Why Be Happy When You Could Be Normal_ - Jeanette Winterson [74]
‘She didn’t want me to get pregnant.’ Oh dear. Not the right thing to say, but then Mrs Winterson was dead set against illegitimacy as it used to be called, and had nothing but contempt for the woman who gave me my chance at life and Mrs Winterson her chance at me.
‘I have had four husbands,’ said Ann.
‘Four?’
She smiles. She doesn’t judge herself and she doesn’t judge others. Life is as it is.
My father the miniature miner from Manchester was not one of the four.
‘You’ve got his shape, narrow hips, we’ve all got wide hips, and you’ve got his hair. He was really dark. Very good-looking. He was a Teddy boy.’
I have to think about this. My mother has had four husbands. My other mother might have been a latent lesbian. My father was a Teddy boy. It is a lot to take in.
‘I like men myself, but I don’t rely on them. I can do my own electrics, my own plastering and I can put up a shelf. I don’t rely on anybody, me.’
Yes, we are alike. The optimism, the self-reliance. The ease we both have in our bodies. I used to wonder why I have always felt at ease in my body and liked my body. I look at her and it seems to be an inheritance.
Gary is well built but compact. He loves walking. He thinks nothing of walking fourteen miles on a Saturday afternoon. He boxes too. They have kept their working-class pride in who they are and what they can do. They like each other. I watch that. They talk. I listen to that. Is this what it would have been like?
But Ann had to work all the time because Pierre left her when the boys were little. And I suppose I would have had to look after my brothers. And I would have resented that.
I remember what she wrote on the adoption form. Better for Janet to have a mother and a father.
But her sons didn’t have a father at home for long. And neither did she. Her own father died in the 1950s.
‘There were ten of us,’ said Ann. ‘How did we fit into two bedrooms? And we were always doing a flit when we couldn’t pay the rent. My dad had a handcart and he’d come back and shout, “Pack up, we’re off,” and what we had went in the handcart and we started again. There were a lot of cheap places to rent in those days.’
My maternal grandmother bore ten children, two died in infancy, four are left. She worked all her life, and when she wasn’t working she was a ballroom-dancing champion.
‘And she lived to be ninety-seven,’ said Ann.
I go to the bathroom. All my life I have been an orphan and an only child. Now I come from a big noisy family who go ballroom dancing and live forever.
Ann’s youngest sister Linda arrives. She is technically my aunt, but she is the same age as my girlfriend, and it is ludicrous to be collecting aunts at this stage in life.
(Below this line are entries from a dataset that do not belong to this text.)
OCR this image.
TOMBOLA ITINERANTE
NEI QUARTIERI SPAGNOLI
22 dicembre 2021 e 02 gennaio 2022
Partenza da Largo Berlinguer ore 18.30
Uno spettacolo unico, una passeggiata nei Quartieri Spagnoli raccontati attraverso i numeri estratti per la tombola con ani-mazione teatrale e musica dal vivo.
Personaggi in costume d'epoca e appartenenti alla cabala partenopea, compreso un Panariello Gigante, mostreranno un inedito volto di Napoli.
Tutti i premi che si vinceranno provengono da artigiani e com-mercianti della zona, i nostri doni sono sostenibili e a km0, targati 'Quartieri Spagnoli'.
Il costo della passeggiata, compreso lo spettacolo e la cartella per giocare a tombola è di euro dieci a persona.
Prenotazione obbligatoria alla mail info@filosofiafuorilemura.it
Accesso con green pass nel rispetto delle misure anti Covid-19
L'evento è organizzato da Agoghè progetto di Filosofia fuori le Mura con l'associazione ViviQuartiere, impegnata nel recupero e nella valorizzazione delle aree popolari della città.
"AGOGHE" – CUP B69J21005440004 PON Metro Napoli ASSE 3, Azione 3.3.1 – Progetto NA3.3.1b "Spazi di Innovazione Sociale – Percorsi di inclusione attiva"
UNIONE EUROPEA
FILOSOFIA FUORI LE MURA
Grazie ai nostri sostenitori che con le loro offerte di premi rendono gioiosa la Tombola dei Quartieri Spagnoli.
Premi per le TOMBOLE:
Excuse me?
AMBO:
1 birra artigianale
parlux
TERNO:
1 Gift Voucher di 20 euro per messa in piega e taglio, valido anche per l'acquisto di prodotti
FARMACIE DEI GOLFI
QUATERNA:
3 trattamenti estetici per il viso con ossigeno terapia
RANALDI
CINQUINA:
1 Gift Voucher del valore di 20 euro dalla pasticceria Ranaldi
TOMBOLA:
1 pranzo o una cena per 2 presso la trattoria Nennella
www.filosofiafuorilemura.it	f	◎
‘Everybody wants to meet you,’ says Linda. ‘I saw Oranges on the TV but I didn’t know it was you. My daughter has ordered all your books.’
That shows willing. We have all got adjustments to make.
I like Linda, who lives in Spain, where she runs women’s groups and teaches dancing, among other things. ‘I’m the quiet one,’ she says. ‘You can’t get a word in edgeways when that lot are all together.’
‘We should have a party,’ says Ann. Then she says, with an almost Mrs W-style segue, ‘Every morning I wake up and I ask myself, “Why am I here?”’
She doesn’t mean ‘Oh no, I am still here’ – it isn’t quite Mrs W. She really wants the question answered.
‘There must be a meaning but we don’t know it,’ says Gary. ‘I’m always reading about the cosmos.’
Linda has been reading The Tibetan Book of Living and Dying, which she recommends to Gary.
This is the old Manchester working-class way; you think, you read, you ponder. We could be back in the Mechanics’ Institute, back in the Workers’ Extension Lectures, back in the Public Library Reading Room. I feel proud – of them, of me, of our past, our heritage. And I feel very sad. I shouldn’t be the only one to have been educated. Everyone in this room is intelligent. Everyone in this room is thinking about the bigger questions. Try telling that to the Utility educators.